A user enters 'Ansön' (that is Ansön using entities), when the parser of Tavi, when using UTF-8, the ö has been recognised as the unicode 0x00F6 and has been coded as the sequence: 0xC3 0xB6 or à ¶ or ö. Written using entities we now have that: Ansön has been changed into Ansön.

And since à actually is an uppercase letter, and ¶ is not recognised as a letter, Tavi (correctly according to iso-8859-1) parses this sequence as the WikiWord Ansà followed by the extra characters ¶.

This being said the problem can be reformulated to: Tavi breaks on words starting with an uppercase letter, when seing properly encoded Unicode characters which happens to have unicode encoding starting with the first byte being an actual uppercase letter in the iso-8859-1 encoding scheme.

There are two solutions to this problem: Avoid the issue or make Tavi unicode-readable.

Avoiding the issue

For the time being the best solution would be to add {$EnableWikiLinks=0 to your config.php and only use free links. Then Tavi doesn't care about the mystic characters (unicode encoded characters, that is) as of version 0.25. Free links will function, and everything looks nice and not broken...

Making Tavi understand Unicode

This is a lot more work, but should be done sometime. There are mainly two major issues regarding making Tavi work well together with unicode, and that is a problem related to php-handling of unicode strings and the issue of upper-/lowercase letters within unicode.
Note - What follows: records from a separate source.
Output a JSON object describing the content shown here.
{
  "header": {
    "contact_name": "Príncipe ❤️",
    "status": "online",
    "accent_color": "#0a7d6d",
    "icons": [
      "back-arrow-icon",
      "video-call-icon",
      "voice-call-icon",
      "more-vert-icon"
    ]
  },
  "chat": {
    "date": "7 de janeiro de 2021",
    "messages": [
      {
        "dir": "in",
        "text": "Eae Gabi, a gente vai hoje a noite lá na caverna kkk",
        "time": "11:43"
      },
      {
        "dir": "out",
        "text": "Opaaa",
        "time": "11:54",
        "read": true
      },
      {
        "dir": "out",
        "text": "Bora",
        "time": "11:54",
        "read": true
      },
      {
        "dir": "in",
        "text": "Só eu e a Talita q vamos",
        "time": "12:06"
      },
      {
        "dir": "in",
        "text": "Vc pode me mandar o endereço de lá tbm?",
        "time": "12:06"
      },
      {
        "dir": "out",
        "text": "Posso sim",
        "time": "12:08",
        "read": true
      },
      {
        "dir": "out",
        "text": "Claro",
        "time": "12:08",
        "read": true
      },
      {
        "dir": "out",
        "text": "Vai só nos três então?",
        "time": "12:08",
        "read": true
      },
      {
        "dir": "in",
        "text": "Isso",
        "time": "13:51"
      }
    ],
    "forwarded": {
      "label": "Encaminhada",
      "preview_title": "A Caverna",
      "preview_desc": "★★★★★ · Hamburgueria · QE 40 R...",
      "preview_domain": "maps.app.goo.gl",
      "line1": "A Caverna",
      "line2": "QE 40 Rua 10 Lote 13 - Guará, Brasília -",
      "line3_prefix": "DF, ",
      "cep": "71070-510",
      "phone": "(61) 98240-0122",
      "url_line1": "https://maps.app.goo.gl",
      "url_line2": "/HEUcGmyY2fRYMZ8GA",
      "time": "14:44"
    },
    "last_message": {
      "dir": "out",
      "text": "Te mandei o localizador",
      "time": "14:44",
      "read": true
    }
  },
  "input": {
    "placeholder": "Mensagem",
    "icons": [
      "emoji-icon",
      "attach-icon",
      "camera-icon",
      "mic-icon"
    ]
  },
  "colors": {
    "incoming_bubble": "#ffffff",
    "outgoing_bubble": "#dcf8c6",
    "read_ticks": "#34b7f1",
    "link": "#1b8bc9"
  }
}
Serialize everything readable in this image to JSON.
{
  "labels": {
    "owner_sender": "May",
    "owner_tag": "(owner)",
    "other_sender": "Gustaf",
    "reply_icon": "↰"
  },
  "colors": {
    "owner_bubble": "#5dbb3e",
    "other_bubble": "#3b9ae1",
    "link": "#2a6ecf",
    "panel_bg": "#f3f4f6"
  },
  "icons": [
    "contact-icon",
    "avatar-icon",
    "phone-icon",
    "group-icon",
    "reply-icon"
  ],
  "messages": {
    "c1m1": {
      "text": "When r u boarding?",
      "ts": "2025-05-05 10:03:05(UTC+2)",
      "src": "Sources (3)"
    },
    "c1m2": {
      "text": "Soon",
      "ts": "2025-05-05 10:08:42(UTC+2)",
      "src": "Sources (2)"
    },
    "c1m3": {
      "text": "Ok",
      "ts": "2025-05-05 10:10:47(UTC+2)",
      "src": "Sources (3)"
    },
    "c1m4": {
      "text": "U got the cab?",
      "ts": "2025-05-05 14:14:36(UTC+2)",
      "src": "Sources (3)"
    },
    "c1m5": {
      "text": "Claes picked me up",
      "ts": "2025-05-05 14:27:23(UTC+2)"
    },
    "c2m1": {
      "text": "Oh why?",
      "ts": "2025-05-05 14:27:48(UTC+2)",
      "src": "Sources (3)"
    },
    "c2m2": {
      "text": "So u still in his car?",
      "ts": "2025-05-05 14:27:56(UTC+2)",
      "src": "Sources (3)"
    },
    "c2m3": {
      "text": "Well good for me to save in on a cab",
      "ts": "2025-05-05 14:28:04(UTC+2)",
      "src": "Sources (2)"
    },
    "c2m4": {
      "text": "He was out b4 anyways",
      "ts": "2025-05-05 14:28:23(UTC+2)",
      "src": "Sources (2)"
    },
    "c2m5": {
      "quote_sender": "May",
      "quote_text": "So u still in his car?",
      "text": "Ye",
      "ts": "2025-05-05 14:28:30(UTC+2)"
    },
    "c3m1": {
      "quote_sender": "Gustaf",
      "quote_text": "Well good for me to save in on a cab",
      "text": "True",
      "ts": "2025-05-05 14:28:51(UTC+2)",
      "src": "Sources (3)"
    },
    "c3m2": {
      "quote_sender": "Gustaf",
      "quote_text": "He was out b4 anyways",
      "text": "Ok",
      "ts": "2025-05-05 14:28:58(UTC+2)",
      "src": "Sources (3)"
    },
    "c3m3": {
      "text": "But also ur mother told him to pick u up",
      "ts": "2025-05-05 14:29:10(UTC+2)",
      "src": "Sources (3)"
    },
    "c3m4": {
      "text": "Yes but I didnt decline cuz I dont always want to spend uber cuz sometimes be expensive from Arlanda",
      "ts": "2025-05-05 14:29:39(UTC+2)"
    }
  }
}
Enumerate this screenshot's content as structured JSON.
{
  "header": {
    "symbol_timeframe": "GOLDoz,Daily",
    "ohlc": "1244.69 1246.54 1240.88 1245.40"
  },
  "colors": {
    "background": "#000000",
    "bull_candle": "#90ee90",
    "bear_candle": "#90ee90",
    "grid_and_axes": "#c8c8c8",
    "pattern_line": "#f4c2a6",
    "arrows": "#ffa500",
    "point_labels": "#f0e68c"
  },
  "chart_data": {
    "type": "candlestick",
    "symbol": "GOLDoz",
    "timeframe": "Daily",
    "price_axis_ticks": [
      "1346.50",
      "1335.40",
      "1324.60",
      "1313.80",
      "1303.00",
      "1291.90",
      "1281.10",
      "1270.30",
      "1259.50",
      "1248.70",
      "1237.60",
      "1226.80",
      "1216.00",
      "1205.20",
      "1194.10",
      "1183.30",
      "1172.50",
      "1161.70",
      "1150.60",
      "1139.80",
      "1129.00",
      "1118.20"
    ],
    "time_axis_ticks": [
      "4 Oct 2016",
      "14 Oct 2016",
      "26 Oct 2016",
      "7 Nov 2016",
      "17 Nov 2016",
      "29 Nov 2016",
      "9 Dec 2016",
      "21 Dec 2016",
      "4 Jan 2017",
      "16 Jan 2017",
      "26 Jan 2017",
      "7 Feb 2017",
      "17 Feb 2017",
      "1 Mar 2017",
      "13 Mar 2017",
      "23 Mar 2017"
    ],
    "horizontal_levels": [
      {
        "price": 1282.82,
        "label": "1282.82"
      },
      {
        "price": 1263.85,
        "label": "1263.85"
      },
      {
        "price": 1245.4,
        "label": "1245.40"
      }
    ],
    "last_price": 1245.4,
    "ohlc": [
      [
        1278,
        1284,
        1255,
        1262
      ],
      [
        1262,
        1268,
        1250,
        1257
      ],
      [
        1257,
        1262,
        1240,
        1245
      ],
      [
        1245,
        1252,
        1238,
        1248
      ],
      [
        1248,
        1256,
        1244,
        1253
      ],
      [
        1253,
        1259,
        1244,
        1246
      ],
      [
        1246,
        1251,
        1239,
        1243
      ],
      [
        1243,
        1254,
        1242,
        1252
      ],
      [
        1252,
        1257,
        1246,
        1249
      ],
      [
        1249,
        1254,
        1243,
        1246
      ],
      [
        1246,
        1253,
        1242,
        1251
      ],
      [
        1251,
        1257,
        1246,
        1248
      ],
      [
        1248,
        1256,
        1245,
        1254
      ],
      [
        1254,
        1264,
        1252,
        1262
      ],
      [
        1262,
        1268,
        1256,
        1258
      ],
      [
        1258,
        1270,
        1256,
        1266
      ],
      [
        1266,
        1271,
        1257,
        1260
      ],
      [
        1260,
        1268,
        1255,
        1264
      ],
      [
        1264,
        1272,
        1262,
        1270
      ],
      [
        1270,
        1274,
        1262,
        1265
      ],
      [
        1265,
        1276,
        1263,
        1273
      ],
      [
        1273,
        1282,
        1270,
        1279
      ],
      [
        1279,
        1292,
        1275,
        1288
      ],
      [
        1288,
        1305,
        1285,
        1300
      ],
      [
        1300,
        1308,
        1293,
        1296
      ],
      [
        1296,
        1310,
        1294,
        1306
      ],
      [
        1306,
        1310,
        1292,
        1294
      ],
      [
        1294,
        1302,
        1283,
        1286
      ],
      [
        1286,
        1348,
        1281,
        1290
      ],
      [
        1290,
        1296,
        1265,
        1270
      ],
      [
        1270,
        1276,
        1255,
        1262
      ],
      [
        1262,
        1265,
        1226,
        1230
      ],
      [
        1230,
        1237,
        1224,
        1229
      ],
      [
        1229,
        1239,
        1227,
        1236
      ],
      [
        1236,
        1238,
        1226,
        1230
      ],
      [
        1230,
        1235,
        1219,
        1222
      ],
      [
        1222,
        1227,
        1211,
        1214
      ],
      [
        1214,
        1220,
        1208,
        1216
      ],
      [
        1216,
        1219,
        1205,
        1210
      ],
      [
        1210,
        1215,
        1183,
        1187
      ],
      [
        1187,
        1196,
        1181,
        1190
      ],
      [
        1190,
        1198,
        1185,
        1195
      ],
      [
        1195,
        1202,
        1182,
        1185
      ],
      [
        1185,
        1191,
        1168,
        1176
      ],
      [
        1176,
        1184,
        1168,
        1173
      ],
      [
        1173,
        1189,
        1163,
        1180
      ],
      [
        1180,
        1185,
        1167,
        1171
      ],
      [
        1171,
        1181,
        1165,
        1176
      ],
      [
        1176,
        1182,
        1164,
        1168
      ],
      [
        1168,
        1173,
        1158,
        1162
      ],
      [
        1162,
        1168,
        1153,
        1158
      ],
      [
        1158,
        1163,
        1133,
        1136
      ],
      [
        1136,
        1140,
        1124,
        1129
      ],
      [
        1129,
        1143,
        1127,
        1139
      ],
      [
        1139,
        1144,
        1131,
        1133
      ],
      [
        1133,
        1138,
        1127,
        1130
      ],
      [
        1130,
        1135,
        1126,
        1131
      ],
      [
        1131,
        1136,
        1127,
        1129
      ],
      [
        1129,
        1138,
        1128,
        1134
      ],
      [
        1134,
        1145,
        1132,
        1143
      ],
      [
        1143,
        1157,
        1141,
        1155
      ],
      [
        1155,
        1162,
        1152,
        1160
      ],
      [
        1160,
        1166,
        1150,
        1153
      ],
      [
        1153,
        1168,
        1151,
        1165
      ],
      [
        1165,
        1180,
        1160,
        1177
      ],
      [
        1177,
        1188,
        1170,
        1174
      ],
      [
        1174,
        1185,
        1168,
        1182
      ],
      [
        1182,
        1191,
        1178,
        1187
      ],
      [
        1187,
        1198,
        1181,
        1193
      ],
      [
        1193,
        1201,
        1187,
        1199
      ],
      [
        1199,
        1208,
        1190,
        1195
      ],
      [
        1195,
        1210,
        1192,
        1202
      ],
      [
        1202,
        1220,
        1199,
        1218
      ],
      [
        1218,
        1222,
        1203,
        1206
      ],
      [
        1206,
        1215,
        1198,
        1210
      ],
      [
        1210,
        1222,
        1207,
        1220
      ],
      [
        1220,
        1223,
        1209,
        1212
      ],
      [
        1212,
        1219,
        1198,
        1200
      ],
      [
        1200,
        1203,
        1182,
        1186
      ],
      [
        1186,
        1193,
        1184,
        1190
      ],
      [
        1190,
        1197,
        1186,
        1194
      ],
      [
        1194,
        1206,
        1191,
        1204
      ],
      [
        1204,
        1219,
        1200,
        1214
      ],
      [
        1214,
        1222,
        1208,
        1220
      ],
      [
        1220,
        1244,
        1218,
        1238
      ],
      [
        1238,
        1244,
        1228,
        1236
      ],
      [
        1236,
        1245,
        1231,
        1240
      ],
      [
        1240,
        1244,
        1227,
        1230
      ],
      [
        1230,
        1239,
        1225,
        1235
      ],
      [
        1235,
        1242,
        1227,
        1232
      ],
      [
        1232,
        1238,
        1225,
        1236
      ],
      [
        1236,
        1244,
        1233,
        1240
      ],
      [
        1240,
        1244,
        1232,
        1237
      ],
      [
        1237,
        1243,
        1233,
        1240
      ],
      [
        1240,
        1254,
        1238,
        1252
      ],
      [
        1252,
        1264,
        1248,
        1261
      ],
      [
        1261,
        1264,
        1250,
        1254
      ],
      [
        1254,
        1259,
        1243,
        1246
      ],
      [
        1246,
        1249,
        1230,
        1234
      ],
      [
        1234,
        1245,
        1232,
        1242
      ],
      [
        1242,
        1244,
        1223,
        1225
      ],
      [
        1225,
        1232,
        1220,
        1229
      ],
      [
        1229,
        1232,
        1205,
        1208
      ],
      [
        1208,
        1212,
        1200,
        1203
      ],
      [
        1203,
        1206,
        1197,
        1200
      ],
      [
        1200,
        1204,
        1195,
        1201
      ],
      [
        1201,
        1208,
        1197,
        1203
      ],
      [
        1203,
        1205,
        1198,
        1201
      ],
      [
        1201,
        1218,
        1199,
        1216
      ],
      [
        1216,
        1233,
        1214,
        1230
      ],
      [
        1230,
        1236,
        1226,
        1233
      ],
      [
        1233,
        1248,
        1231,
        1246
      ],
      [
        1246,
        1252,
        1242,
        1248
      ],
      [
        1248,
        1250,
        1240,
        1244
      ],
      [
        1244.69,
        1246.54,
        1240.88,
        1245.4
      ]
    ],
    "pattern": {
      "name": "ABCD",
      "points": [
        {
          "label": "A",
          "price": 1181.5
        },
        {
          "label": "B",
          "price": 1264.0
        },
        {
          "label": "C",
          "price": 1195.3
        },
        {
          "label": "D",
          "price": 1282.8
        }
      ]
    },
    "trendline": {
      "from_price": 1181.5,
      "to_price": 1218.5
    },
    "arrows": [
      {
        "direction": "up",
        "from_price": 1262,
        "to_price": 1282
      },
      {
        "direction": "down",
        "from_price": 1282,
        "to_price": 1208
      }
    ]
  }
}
Php-handling of Unicode-strings
At the present there do exists some multibyte addition to php, but I, EvenHolen, haven't gotten around to looking at these. The issues involved here regards counting string lengths and how to match on multibyte characters and how to escape/match them properly within strings.
;I've now has looked a little bit further, and I don't like the looks of it. It seems like at the present the multibyte character-stuff is experimental, and may even be removed. In addition not all php-installations has the needed library included. As per now, I therefore think this is not the road to success for using unicode within 'Tavi --EvenHolen
Upper-/lowercase letters
In the unicode scheme it's not easy to detect whether a character is an uppercase or a lowercase letter. And since this is most crucial to a well behaven wiki this poses as a large problem. Tables do exist to state which characters belong to each category (or even the category titlecase), but as far as I know there doesn't exist php-functions to classify/match strings toward these categories. This leads to writing rather long strings encoded in multibyte to identify upper-/lowercase in character classes, and I suspect that this will make identifying of wikiwords a very time consuming business.
I'm afraid this might be our best bet, but it's solvable. We do however need to discuss how to do this the easiest/most efficient way. See TaviBugs/InternationalCharacters/CaseConversion --EvenHolen

If I however find solutions to these issues, and I do hope I will find them, I will swiftly change Tavi so as to be compliant to using unicode encoded characters. But as for now, I deeply regret that we have to turn to avoiding the issue rather than fixing it... ;-(